Und so heult dann die Pedal Steel Guitar durch „Take It Easy“, während ausgerechnet eine Querflöte dem Titeltrack „We Stop The Dance“ und einer weiteren Dance-Nummer, „17“, die Hookline liefert.
Für solche kleinen Einfälle, die aus zwei, drei, maximal vier verschiedenen Tönen große Momente machen, ist Popmusik erfunden worden. Auf Kittys Album finden sich diese Einfälle, in jedem Song. Nichts wirkt an den Haaren herbeigezogen – selbst das Zitieren der One-Hit-Wonder von EMF („Take It Easy“) oder der ferner denn je liegenden Smashing Pumpkins („Hell“) nicht - und doch ist nichts vorhersehbar.
An manchen Stellen von „We Stop The Dance“ kommt in Kitty Solaris doch noch die Diva durch; die Diva, die - Besucher ihrer Konzerte wissen das - auch mal launisch sein kann. Aber an Kumpelrockern gibt es hierzulande keinen Mangel; an der Fähigkeit, die Beiläufigkeiten des Alltags, in diesem Fall den Warnhinweis auf einer Zigarettenschachtel, in das ganz große Drama zu verwandeln, das nun mal tatsächlich in unser aller Existenz steckt, dagegen durchaus („Cigarettes Kill You“).

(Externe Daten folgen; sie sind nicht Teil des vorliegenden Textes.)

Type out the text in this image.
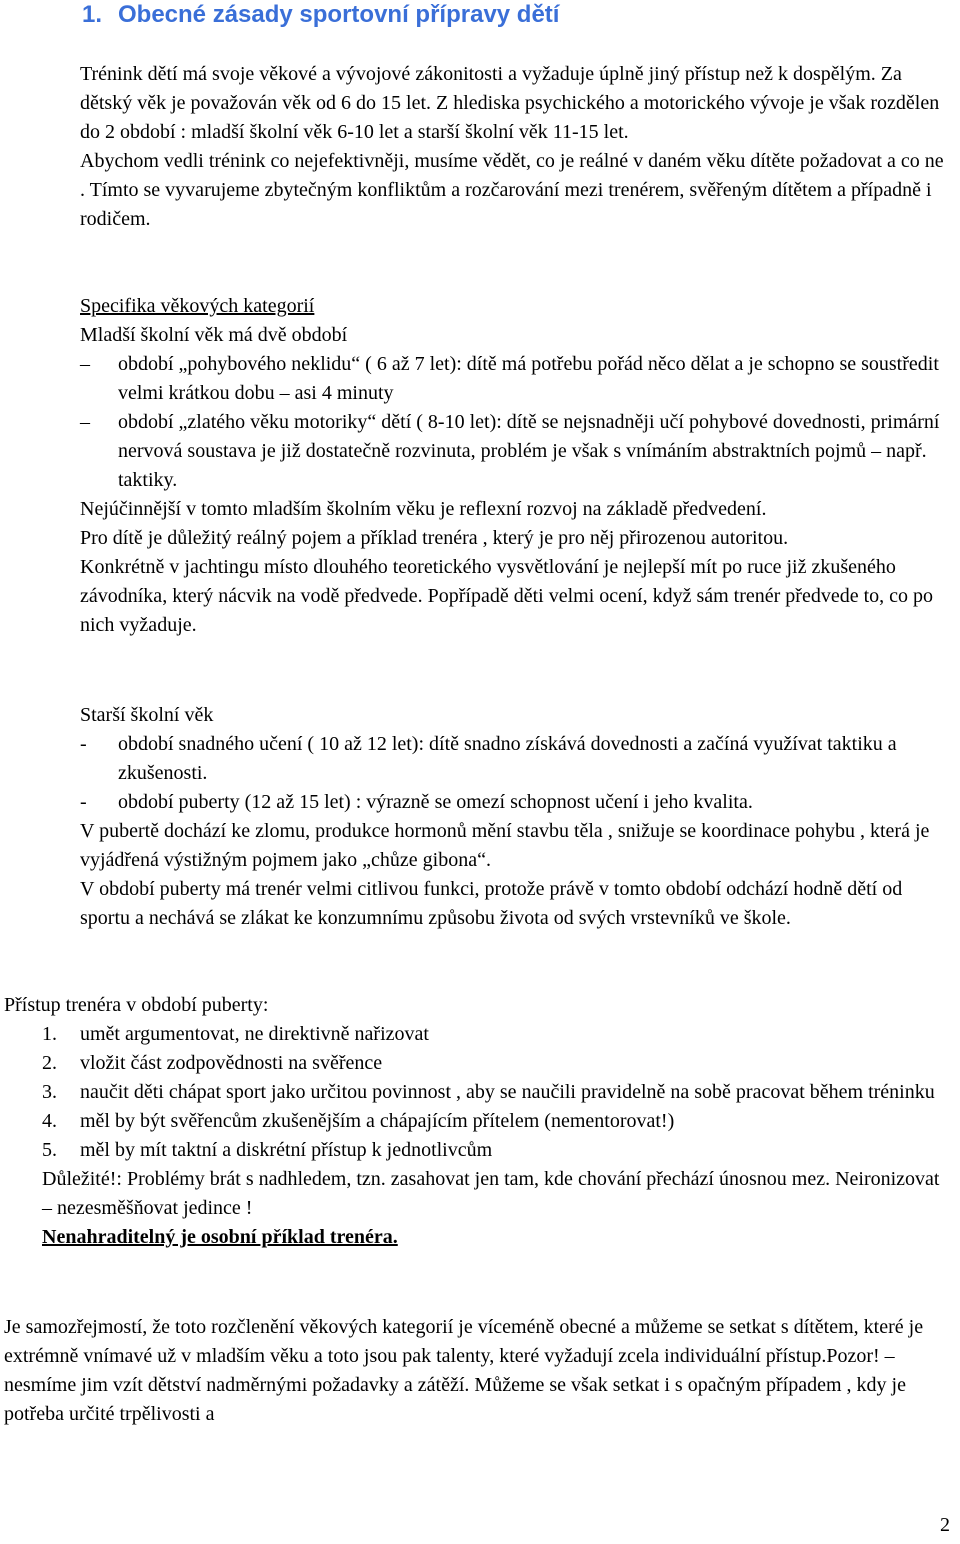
1. Obecné zásady sportovní přípravy dětí

Trénink dětí má svoje věkové a vývojové zákonitosti a vyžaduje úplně jiný přístup než k dospělým. Za dětský věk je považován věk od 6 do 15 let. Z hlediska psychického a motorického vývoje je však rozdělen do 2 období : mladší školní věk 6-10 let a starší školní věk 11-15 let.

Abychom vedli trénink co nejefektivněji, musíme vědět, co je reálné v daném věku dítěte požadovat a co ne . Tímto se vyvarujeme zbytečným konfliktům a rozčarování mezi trenérem, svěřeným dítětem a případně i rodičem.

Specifika věkových kategorií

Mladší školní věk má dvě období

–	období „pohybového neklidu“ ( 6 až 7 let): dítě má potřebu pořád něco dělat a je schopno se soustředit velmi krátkou dobu – asi 4 minuty
–	období „zlatého věku motoriky“ dětí ( 8-10 let): dítě se nejsnadněji učí pohybové dovednosti, primární nervová soustava je již dostatečně rozvinuta, problém je však s vnímáním abstraktních pojmů – např. taktiky.

Nejúčinnější v tomto mladším školním věku je reflexní rozvoj na základě předvedení.

Pro dítě je důležitý reálný pojem a příklad trenéra , který je pro něj přirozenou autoritou.

Konkrétně v jachtingu místo dlouhého teoretického vysvětlování je nejlepší mít po ruce již zkušeného závodníka, který nácvik na vodě předvede. Popřípadě děti velmi ocení, když sám trenér předvede to, co po nich vyžaduje.

Starší školní věk

-	období snadného učení ( 10 až 12 let): dítě snadno získává dovednosti a začíná využívat taktiku a zkušenosti.
-	období puberty (12 až 15 let) : výrazně se omezí schopnost učení i jeho kvalita.

V pubertě dochází ke zlomu, produkce hormonů mění stavbu těla , snižuje se koordinace pohybu , která je vyjádřená výstižným pojmem jako „chůze gibona“.

V období puberty má trenér velmi citlivou funkci, protože právě v tomto období odchází hodně dětí od sportu a nechává se zlákat ke konzumnímu způsobu života od svých vrstevníků ve škole.

Přístup trenéra v období puberty:

1.	umět argumentovat, ne direktivně nařizovat
2.	vložit část zodpovědnosti na svěřence
3.	naučit děti chápat sport jako určitou povinnost , aby se naučili pravidelně na sobě pracovat během tréninku
4.	měl by být svěřencům zkušenějším a chápajícím přítelem (nementorovat!)
5.	měl by mít taktní a diskrétní přístup k jednotlivcům

Důležité!: Problémy brát s nadhledem, tzn. zasahovat jen tam, kde chování přechází únosnou mez. Neironizovat – nezesměšňovat jedince !

Nenahraditelný je osobní příklad trenéra.

Je samozřejmostí, že toto rozčlenění věkových kategorií je víceméně obecné a můžeme se setkat s dítětem, které je extrémně vnímavé už v mladším věku a toto jsou pak talenty, které vyžadují zcela individuální přístup.Pozor! – nesmíme jim vzít dětství nadměrnými požadavky a zátěží. Můžeme se však setkat i s opačným případem , kdy je potřeba určité trpělivosti a

2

Kittys Label Solaris Empire ist natürlich trotz gelungenem neuen Album von Kittys musikalischem Projekt Kitty Solaris ein fragiles Reich. Fragil, weil es sich in einem Geschäft bewegt, in dem kaum etwas zu holen ist. Fragil auch, das soll nicht verschwiegen werden, weil Kitty Solaris manchmal Gefahr läuft, das Erreichte selbst wieder einzureißen. Aber auf Kittys Album „We Stop The Dance“, über die Länge von elf auf den Punkt gebrachten Popsongs, strahlt Solaris Empire in voller Pracht und Blüte.